Antes mesmo de Jair Bolsonaro (PSL) ser eleito presidente nas eleições de outubro, a Frente Parlamentar Evangélica do Congresso Nacional lançou o chamado “Manifesto à Nação: O Brasil para os brasileiros”. Com 180 signatários, o documento propõe uma agenda de governo dividida em 4 eixos principais: Modernização do Estado, Segurança Jurídica, Segurança Fiscal e “Revolução na educação”.

Em declarações recentes, o militar reformado e sua equipe têm seguido as diretrizes principais do proposto pela bancada evangélica. A redução ministerial, por exemplo, já foi anunciada. As 29 pastas atuais se tornarão 15 a partir do ano que vem.
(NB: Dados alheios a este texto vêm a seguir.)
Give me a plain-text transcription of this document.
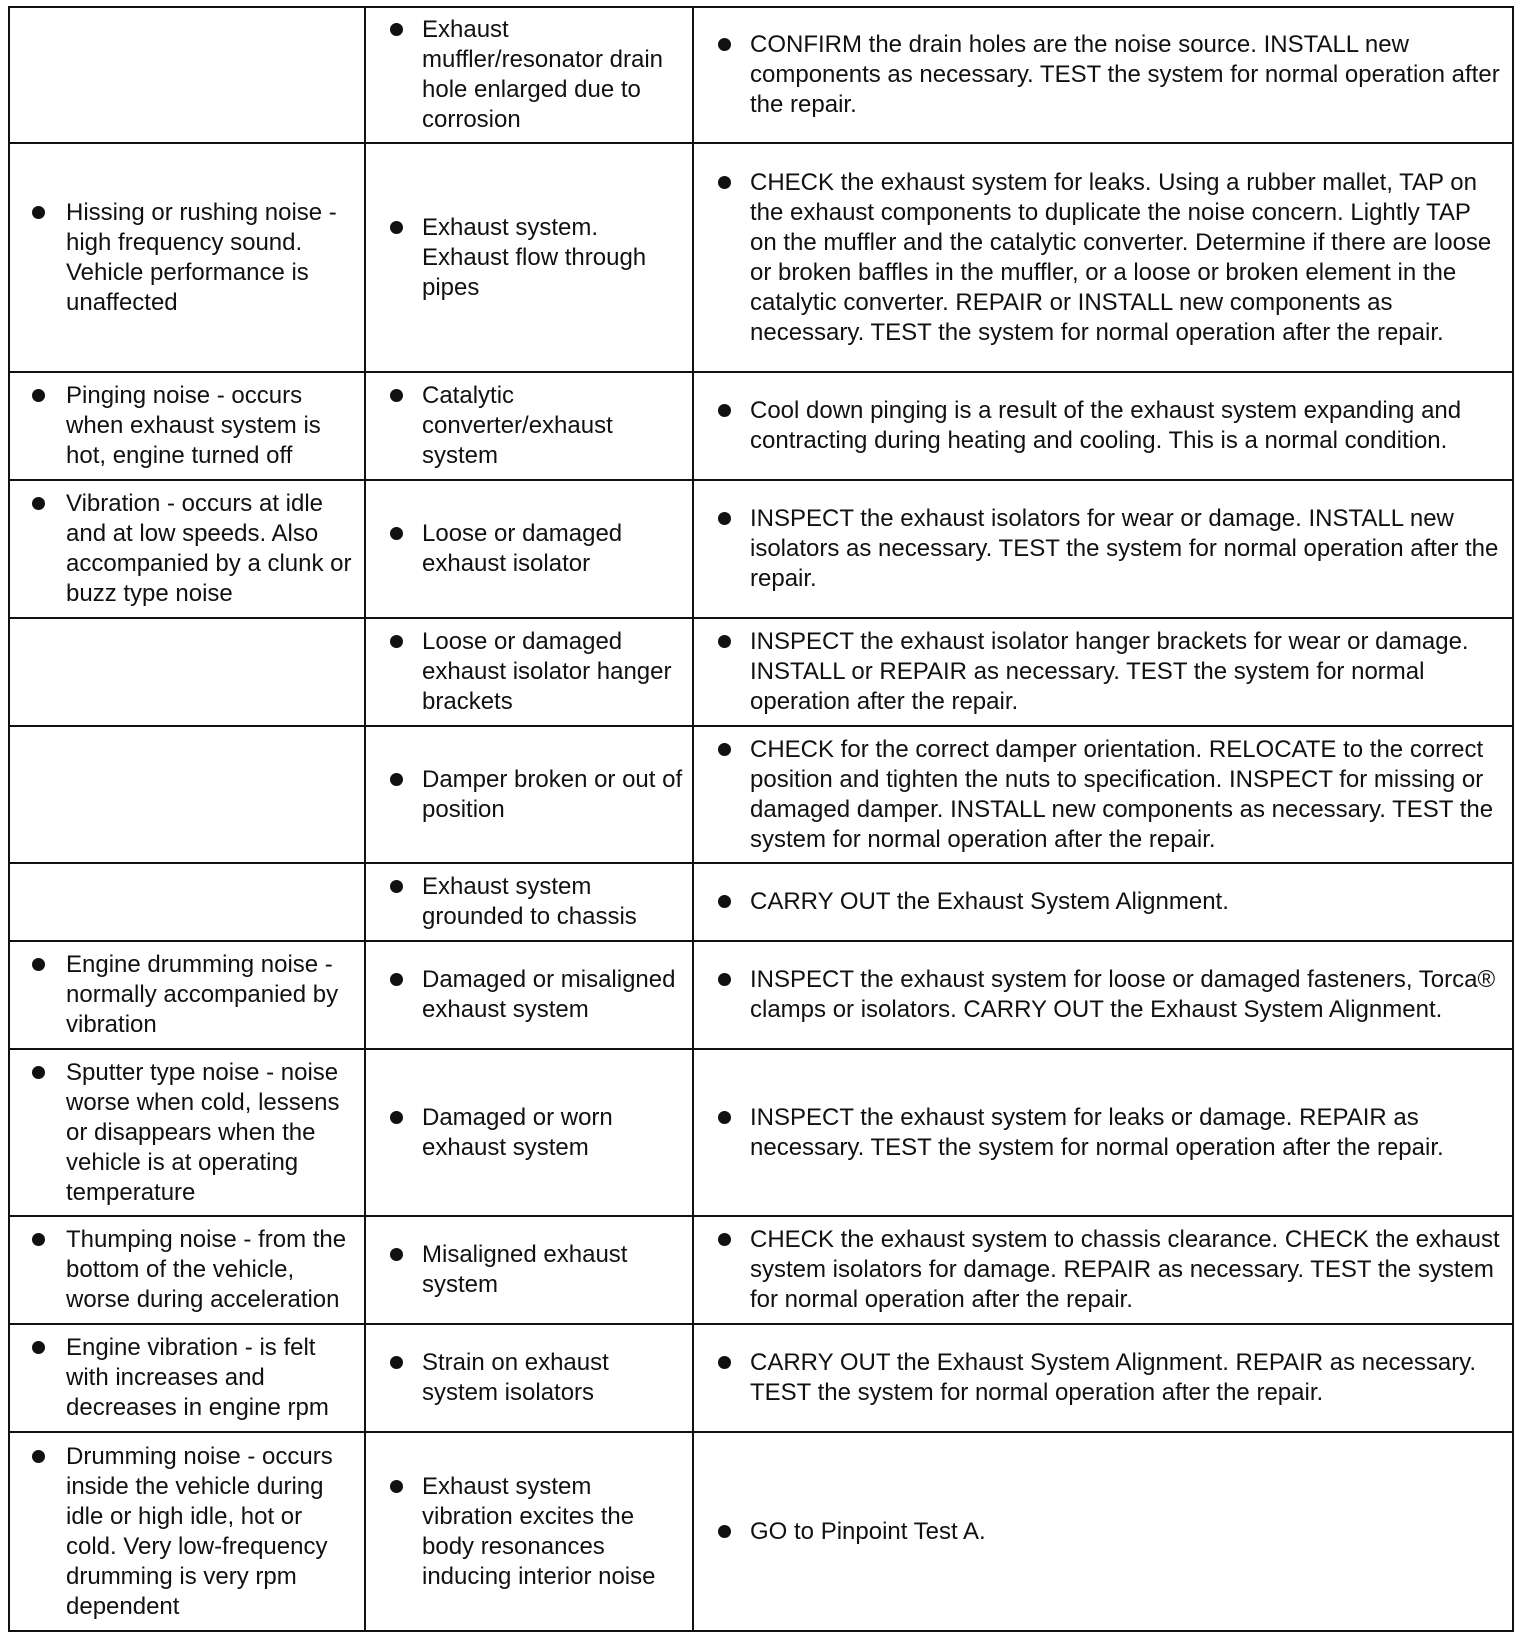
	Exhaust muffler/resonator drain hole enlarged due to corrosion	CONFIRM the drain holes are the noise source. INSTALL new components as necessary. TEST the system for normal operation after the repair.

Hissing or rushing noise - high frequency sound. Vehicle performance is unaffected	Exhaust system. Exhaust flow through pipes	CHECK the exhaust system for leaks. Using a rubber mallet, TAP on the exhaust components to duplicate the noise concern. Lightly TAP on the muffler and the catalytic converter. Determine if there are loose or broken baffles in the muffler, or a loose or broken element in the catalytic converter. REPAIR or INSTALL new components as necessary. TEST the system for normal operation after the repair.

Pinging noise - occurs when exhaust system is hot, engine turned off	Catalytic converter/exhaust system	Cool down pinging is a result of the exhaust system expanding and contracting during heating and cooling. This is a normal condition.

Vibration - occurs at idle and at low speeds. Also accompanied by a clunk or buzz type noise	Loose or damaged exhaust isolator	INSPECT the exhaust isolators for wear or damage. INSTALL new isolators as necessary. TEST the system for normal operation after the repair.

	Loose or damaged exhaust isolator hanger brackets	INSPECT the exhaust isolator hanger brackets for wear or damage. INSTALL or REPAIR as necessary. TEST the system for normal operation after the repair.

	Damper broken or out of position	CHECK for the correct damper orientation. RELOCATE to the correct position and tighten the nuts to specification. INSPECT for missing or damaged damper. INSTALL new components as necessary. TEST the system for normal operation after the repair.

	Exhaust system grounded to chassis	CARRY OUT the Exhaust System Alignment.

Engine drumming noise - normally accompanied by vibration	Damaged or misaligned exhaust system	INSPECT the exhaust system for loose or damaged fasteners, Torca® clamps or isolators. CARRY OUT the Exhaust System Alignment.

Sputter type noise - noise worse when cold, lessens or disappears when the vehicle is at operating temperature	Damaged or worn exhaust system	INSPECT the exhaust system for leaks or damage. REPAIR as necessary. TEST the system for normal operation after the repair.

Thumping noise - from the bottom of the vehicle, worse during acceleration	Misaligned exhaust system	CHECK the exhaust system to chassis clearance. CHECK the exhaust system isolators for damage. REPAIR as necessary. TEST the system for normal operation after the repair.

Engine vibration - is felt with increases and decreases in engine rpm	Strain on exhaust system isolators	CARRY OUT the Exhaust System Alignment. REPAIR as necessary. TEST the system for normal operation after the repair.

Drumming noise - occurs inside the vehicle during idle or high idle, hot or cold. Very low-frequency drumming is very rpm dependent	Exhaust system vibration excites the body resonances inducing interior noise	GO to Pinpoint Test A.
Outros pontos programáticos do manifesto como a abertura comercial e a não priorização do Mercado Comum do Sul (Mercosul), alvo de críticas do setor industrial, são frequentemente defendidas pelo futuro “superministro” da Economia, Paulo Guedes.

A “modernização previdenciária”, também prevista no manifesto, está contemplada com a articulação de representantes do novo governo pela aprovação da reforma da previdência ainda este ano. Admirador do modelo chileno de aposentadoria, Guedes sinalizou a possibilidade de uma segunda reforma que insira o sistema de capitalização individual na previdência no governo Bolsonaro.

Na área da educação, o manifesto da bancada evangélica faz defesa contundente do Escola Sem Partido e se posiciona contra uma suposta “ideologia de gênero” adotada pelos governos petistas. O projeto é carro-chefe dos bolsonaristas, que, com 52 parlamentares do Partido Social Liberal (PSL) eleitos, passaram a ser a segunda maior bancada do Congresso Nacional.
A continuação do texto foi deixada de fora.